Papaïchton remporte cette troisième édition des Jeux Aluku
Le trophée, remis en jeu par l'équipe d'Apatou, restera pour la première fois dans la capitale du pays boni jusqu'à la prochaine édition
La troisième édition des Jeux Aluku s'est achevée par la victoire de Papaïchton, à domicile pour la première fois, ce dimanche 5 juillet au soir. Après trois jours de compétition mêlant culture et sport, c'est l'équipe des "AKilo" qui finissent en tête de podium, suivi en seconde place de l'équipe "Papaïchton 1". Toutes deux portant fièrement les couleurs de leur ville. Au total, 216 participants répartis en 27 délégations se sont affrontés à travers neuf épreuves.

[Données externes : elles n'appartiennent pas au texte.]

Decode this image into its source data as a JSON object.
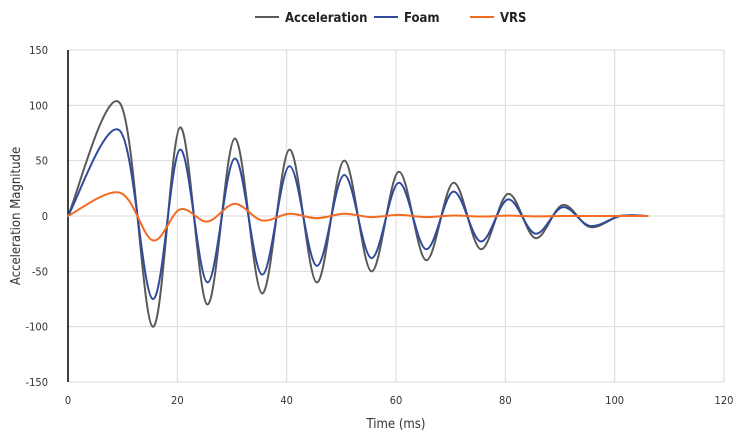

Une affluence record, marquée par une volonté d'ouverture à l'ensemble des communes de Guyane. Si certaines, comme Camopi ou Saül, n'ont pu faire le déplacement en raison de contraintes logistiques, la mobilisation reste inédite. Plus de 300 personnes ont été accueillies dans la capitale du pays boni, autour d'un objectif commun : valoriser les traditions et favoriser les échanges.
Troisième au classement, l'équipe des "Molokot" de Cayenne n'a pas démérité et s'est imposée face aux concurrents du fleuve et du Suriname. Bien qu'un seul gagnant ne soit élu, les huit premières équipes sont aussi reparties avec des trophées aux allures de tembe, réalisés par l'artiste papaïchtonais Carlos Adaoudé (dit Kalyman).
Le parcours du marronnage
Lors de cette dernière journée, les épreuves se sont enchaînées dans une ambiance à la fois festive et exigeante. Portés par les chants du public, les participants se sont illustrés au grimpé de palmier, une discipline particulièrement technique. L'équipe des colibris du rectorat s'en est remarquablement bien sortie, chaque joueur a franchi la barre des 4 mètres. Elle clôt d'ailleurs la marche des gagnants, en huitième position du classement finale.
Moment fort de la journée : le parcours du marronnage, très attendu par les équipes. Cette course à travers la forêt met à l'épreuve endurance, cohésion et connaissance du milieu amazonien. Les concurrents doivent notamment identifier des espèces végétales à travers six sous-épreuves ou encore construire un radeau à partir de bambous et de lianes et défaire et refaire un tas de bois.
Des moments forts
Parmi les moments marquants du week-end, la remontée de pirogue, disputée la veille, a laissé des traces. Les équipes devaient porter l'embarcation sur près de 40 mètres, un effort jugé trop intense par plusieurs participants. Face aux contestations, l'épreuve a finalement été annulée et non reprogrammée. Une seule équipe, celle de Papaïchton, est parvenue à la réaliser en 1 minute 10.
" Pour nous, ne pas faire cette épreuve aurait été une insulte. Ce qui a fait la différence, c'est qu'on a soulevé la pirogue par le kini, la partie recourbée, et non par l'extérieur ", explique Lynch, capitaine des AKilo. Interrogé en fin d'après-midi, la victoire était espérée par les papaïchtonais : "on a fait de notre mieux pour gagner. "
En fin de soirée, les résultats se sont fait attendre mais le maire de la commune, Jules Deie, a tenu à souligner la réussite de cette édition hors dimensions " Vous êtes tous des vaillants car en acceptant 27 équipes, de tout la Guyane et du Suriname, cela a montré ce qu'était le vivre ensemble et le partage."
Les Jeux Aluku confirment déjà leur place comme un rendez-vous incontournable du pays Boni, célébré jusque tard dans la nuit au rythme des concerts, des danses et des festivités.